In GMAW welding, an electrode in the form of a wire is consumed by the progressing weld pool, melted by the heat of an arc between the electrode wire and the workpiece. The wire is continuously fed from a spool through welding torch where a charge is imparted to the wire to create the arc. The electrode types used in these processes are often referred to as either solid wire, flux cored or metal cored. Each type is considered to have distinct advantages and disadvantages over the others, and careful adjustments to the welding process and weld settings may be required to optimize their performance. For example, solid wire, while less expensive than the other types, is typically used with inert shielding gases, which can be relatively expensive. Flux cored wires may not require separate shielding gas feeds, but are more expensive than solid wires. Metal cored wires do require shielding gas, but these may be adjusted to mixes that are sometimes less expensive than those required for solid wires.
All three of these electrode types may be used with different transfer modes, referring to the mechanical and electromechanical phenomena of moving metal from the electrode tip to the progressing weld bead.
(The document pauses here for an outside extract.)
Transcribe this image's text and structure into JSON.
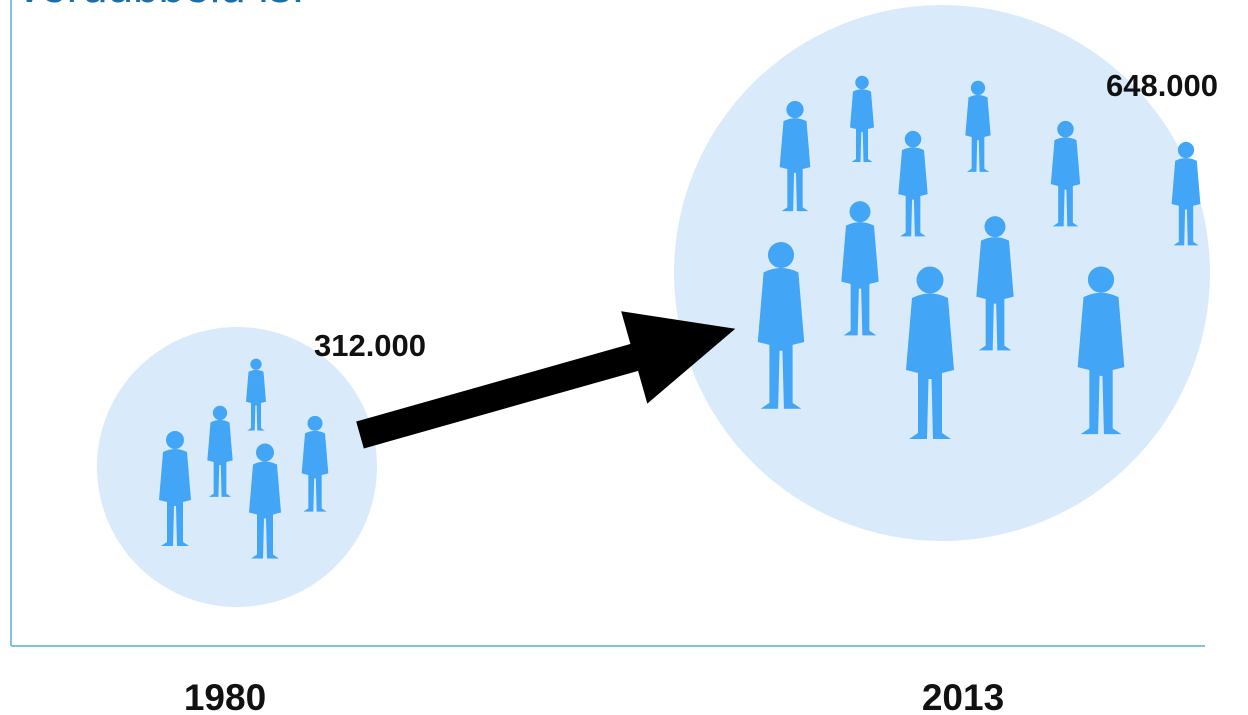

A number of such transfer modes exist, such as short circuit transfer, globular transfer, spray transfer, and pulsed spray (e.g., droplet) transfer. In practice, transfer physics may appear as a hybrid of these, and the actual material transfer may transition between them during welding, although the process and electrode are often selected to maintain a certain transfer mode. In general, the material transfer may be assisted by the centrifugal force of the radial movement of the electrode 44 and, in certain embodiments, in combination with mechanical inertia of liquid metal at an end of the electrode 44 when axial movement of the electrode 44 slows in forward movement (i.e., toward the workpiece 14) or reverses direction from forward movement (i.e., toward the workpiece 14) to reverse movement (i.e., away from the workpiece 14), as described in greater detail below.
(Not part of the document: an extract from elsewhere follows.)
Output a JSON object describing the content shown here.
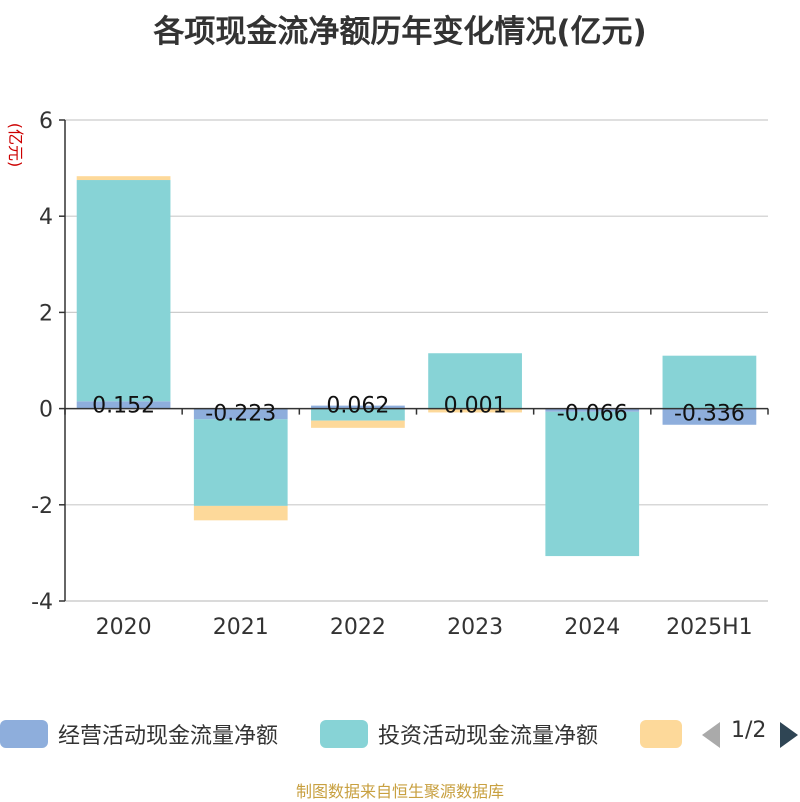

As the torch progresses and consumes the wire it leaves behind a deposit of filler material between the two workpieces known as a weld bead. In general the width of the weld bead created during the transfer mode is seen as a function of several operative parameters. Depending on the fit-up between the workpieces, the weld bead width may or may not be adequate to ensure the integrity of the finished welded product. To avoid this, a welding operator must visually detect the fit-up for any workpiece gaps prior to welding and compensate manually to ensure the integrity of the welded piece. However, automated welding systems lack this intelligent consideration and may not be tolerant of fit-up gaps beyond a narrow tolerance range. Moreover, excess heat applied to relatively thin portions of the workpieces and/or to the weld bead may form holes in the weld bead. This may result in weld defects, manual reworking, and ultimate rejection of finished welded parts.
Manufacturers are constantly looking for new ways to improve automated welding methods, increase the success rate of the welded pieces, and speed up the manufacturing process overall. However, current automated welding techniques coupled with the increased speed of the processes that manufacturers have come to rely on can result in many finished workpieces with poor fit-up.